China unveiled a series of retaliatory measures against the United States on Tuesday, including restrictions on the export of five critical metals used in defence, clean energy, and other industries. The move comes in response to President Trump’s announcement on Friday of a blanket 10% additional tariff on Chinese imports.
Beijing’s new export controls target tungsten, tellurium, bismuth, indium, and molybdenum, stating that export licenses will only be granted to companies complying with “relevant regulations.” However, the Chinese government has not provided details about the specific criteria for compliance.
While significant, these measures fall short of the mineral export bans that China imposed on the US in December, which included gallium, germanium, antimony, and so-called superhard materials.
Some of the newly imposed controls are expected to have minimal impact on US industries.
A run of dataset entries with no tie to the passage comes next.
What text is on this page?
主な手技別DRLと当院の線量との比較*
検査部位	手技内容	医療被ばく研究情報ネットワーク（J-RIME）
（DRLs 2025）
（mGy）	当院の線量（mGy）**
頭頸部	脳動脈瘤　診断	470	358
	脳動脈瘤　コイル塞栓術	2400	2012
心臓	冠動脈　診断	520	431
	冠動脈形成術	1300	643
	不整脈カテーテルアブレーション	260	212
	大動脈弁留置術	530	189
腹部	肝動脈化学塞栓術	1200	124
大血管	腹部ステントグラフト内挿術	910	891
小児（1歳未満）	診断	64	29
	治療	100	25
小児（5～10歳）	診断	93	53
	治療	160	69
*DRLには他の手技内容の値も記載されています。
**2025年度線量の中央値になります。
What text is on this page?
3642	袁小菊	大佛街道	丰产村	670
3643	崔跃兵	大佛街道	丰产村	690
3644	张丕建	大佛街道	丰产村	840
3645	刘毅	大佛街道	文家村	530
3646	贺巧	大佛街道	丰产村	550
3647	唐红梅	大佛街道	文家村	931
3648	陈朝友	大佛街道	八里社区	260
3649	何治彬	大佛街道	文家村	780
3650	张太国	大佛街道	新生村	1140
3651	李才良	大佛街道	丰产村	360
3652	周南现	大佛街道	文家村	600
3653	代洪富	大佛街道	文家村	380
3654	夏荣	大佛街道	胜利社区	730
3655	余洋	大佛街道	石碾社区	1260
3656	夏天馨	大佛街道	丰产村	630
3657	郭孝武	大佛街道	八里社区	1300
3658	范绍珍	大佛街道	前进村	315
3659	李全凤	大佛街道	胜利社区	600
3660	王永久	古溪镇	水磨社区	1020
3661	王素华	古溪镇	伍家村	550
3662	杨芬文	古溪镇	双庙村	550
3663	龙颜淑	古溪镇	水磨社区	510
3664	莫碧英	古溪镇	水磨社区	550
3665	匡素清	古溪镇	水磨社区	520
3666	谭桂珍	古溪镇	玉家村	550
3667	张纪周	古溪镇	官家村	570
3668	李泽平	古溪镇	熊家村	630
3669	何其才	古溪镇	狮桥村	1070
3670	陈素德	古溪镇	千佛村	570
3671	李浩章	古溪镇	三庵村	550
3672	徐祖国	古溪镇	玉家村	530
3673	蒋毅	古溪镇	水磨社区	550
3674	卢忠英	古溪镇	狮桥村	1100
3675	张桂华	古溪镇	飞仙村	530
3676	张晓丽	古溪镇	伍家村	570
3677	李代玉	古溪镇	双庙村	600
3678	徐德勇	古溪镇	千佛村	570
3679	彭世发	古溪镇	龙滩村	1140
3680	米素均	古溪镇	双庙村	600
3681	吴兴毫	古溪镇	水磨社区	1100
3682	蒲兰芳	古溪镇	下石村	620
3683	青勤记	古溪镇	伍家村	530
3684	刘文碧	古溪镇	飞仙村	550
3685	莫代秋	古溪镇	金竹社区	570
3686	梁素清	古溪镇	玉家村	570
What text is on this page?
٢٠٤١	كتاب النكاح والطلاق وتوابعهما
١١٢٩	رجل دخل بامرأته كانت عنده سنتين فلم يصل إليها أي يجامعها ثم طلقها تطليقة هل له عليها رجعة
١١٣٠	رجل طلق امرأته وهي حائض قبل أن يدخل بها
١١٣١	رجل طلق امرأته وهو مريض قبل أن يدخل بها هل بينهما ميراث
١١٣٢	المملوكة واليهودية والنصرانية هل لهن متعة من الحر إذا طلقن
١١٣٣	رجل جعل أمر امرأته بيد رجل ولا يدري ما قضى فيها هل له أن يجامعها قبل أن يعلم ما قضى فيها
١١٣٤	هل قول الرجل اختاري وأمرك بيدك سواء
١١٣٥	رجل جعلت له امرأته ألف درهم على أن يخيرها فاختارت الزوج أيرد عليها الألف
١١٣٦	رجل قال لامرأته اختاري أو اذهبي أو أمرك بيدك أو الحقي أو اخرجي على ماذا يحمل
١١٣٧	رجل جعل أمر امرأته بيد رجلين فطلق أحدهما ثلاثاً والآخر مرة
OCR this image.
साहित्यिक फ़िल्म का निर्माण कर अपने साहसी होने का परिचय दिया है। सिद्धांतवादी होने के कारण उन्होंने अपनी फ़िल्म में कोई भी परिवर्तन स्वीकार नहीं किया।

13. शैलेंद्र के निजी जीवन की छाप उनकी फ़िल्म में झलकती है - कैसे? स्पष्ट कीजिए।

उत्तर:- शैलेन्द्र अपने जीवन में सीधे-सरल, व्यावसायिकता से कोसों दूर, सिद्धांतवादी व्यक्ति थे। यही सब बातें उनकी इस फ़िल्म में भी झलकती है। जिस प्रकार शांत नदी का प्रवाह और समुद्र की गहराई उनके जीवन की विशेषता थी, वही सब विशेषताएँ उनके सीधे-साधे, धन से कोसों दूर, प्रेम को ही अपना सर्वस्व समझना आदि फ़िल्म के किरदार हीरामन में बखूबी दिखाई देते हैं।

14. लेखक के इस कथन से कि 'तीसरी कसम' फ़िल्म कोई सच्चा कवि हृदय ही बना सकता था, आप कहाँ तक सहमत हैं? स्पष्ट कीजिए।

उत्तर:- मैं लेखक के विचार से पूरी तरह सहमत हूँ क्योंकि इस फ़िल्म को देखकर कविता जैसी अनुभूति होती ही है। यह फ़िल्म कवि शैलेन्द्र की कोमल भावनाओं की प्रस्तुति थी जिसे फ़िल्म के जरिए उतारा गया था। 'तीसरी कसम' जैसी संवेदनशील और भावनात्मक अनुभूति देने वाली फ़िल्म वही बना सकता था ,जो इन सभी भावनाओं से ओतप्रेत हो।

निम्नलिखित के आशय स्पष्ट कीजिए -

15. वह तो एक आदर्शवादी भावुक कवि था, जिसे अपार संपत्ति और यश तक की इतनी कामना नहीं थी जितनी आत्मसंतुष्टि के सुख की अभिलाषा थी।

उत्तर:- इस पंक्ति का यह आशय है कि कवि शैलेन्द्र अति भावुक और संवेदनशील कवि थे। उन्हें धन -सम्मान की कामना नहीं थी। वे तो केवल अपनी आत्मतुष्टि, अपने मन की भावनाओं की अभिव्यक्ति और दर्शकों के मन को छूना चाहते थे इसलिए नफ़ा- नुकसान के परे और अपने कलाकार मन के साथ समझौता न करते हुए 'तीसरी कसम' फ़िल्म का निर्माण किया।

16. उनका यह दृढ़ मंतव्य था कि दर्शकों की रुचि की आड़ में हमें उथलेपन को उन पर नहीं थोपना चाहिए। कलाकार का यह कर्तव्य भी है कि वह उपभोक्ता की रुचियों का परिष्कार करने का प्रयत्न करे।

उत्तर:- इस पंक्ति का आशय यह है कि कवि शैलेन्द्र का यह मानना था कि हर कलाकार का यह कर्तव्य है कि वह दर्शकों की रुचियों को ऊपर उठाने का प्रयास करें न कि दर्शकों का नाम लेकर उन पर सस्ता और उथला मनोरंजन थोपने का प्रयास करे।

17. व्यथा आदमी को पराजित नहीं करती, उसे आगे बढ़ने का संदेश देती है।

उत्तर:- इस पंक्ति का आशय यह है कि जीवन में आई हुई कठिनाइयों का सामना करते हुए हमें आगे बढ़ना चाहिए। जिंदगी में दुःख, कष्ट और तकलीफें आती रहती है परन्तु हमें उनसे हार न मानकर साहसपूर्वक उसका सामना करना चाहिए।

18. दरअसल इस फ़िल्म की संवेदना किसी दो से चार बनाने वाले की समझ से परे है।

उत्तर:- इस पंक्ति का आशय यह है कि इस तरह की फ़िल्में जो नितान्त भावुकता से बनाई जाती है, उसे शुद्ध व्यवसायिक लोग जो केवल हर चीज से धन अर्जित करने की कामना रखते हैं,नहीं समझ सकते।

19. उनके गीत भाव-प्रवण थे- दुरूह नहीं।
For instance, the United States is a major producer of molybdenum, a metal used to strengthen steel and reduce corrosion, and relies on negligible imports of it from China, according to the latest data from the US Geological Survey (USGS).
Additionally, US tariffs on indium and tungsten — set at 25% since last year — have already driven American importers to diversify their supply chains. Over the past four years, less than 10% of US indium imports have come from China, with South Korea, Japan, and Canada emerging as key suppliers, according to the USGS.
Still, vulnerabilities remain. The US ceased mining tungsten, a mineral critical for alloys and specialty steels, in 2015 and has not produced refined bismuth since 1997, relying entirely on imports for both materials.
Despite a declining share of tungsten imports from China, the country remains the primary supplier, making any sudden disruptions potentially damaging to US industries reliant on this resource.
Counter tariffs
China’s finance ministry also announced additional tariffs on US goods. Starting February 10, the country will impose a 15% duty on coal and liquefied natural gas (LNG) imports and raise tariffs by 10% on American crude oil, agricultural equipment, and certain cars.
President Trump, now in his second term, recently directed his administration to investigate China’s adherence to a trade deal reached during his first presidency in 2020. Economists note that the final results of this review, expected by April 1, could pave the way for further tariff measures.
In his first term in 2018, Trump launched a fierce two-year trade war with China, targeting its significant trade surplus with the US through tit-for-tat tariffs on hundreds of billions of dollars in goods. The conflict disrupted global supply chains and strained the world economy.
In 2020, China agreed to purchase an additional $200 billion in US goods annually to end the trade war. However, the covid-19 pandemic derailed the agreement, and China’s trade deficit with the US grew to $361 billion last year, according to the country’s customs data released in December.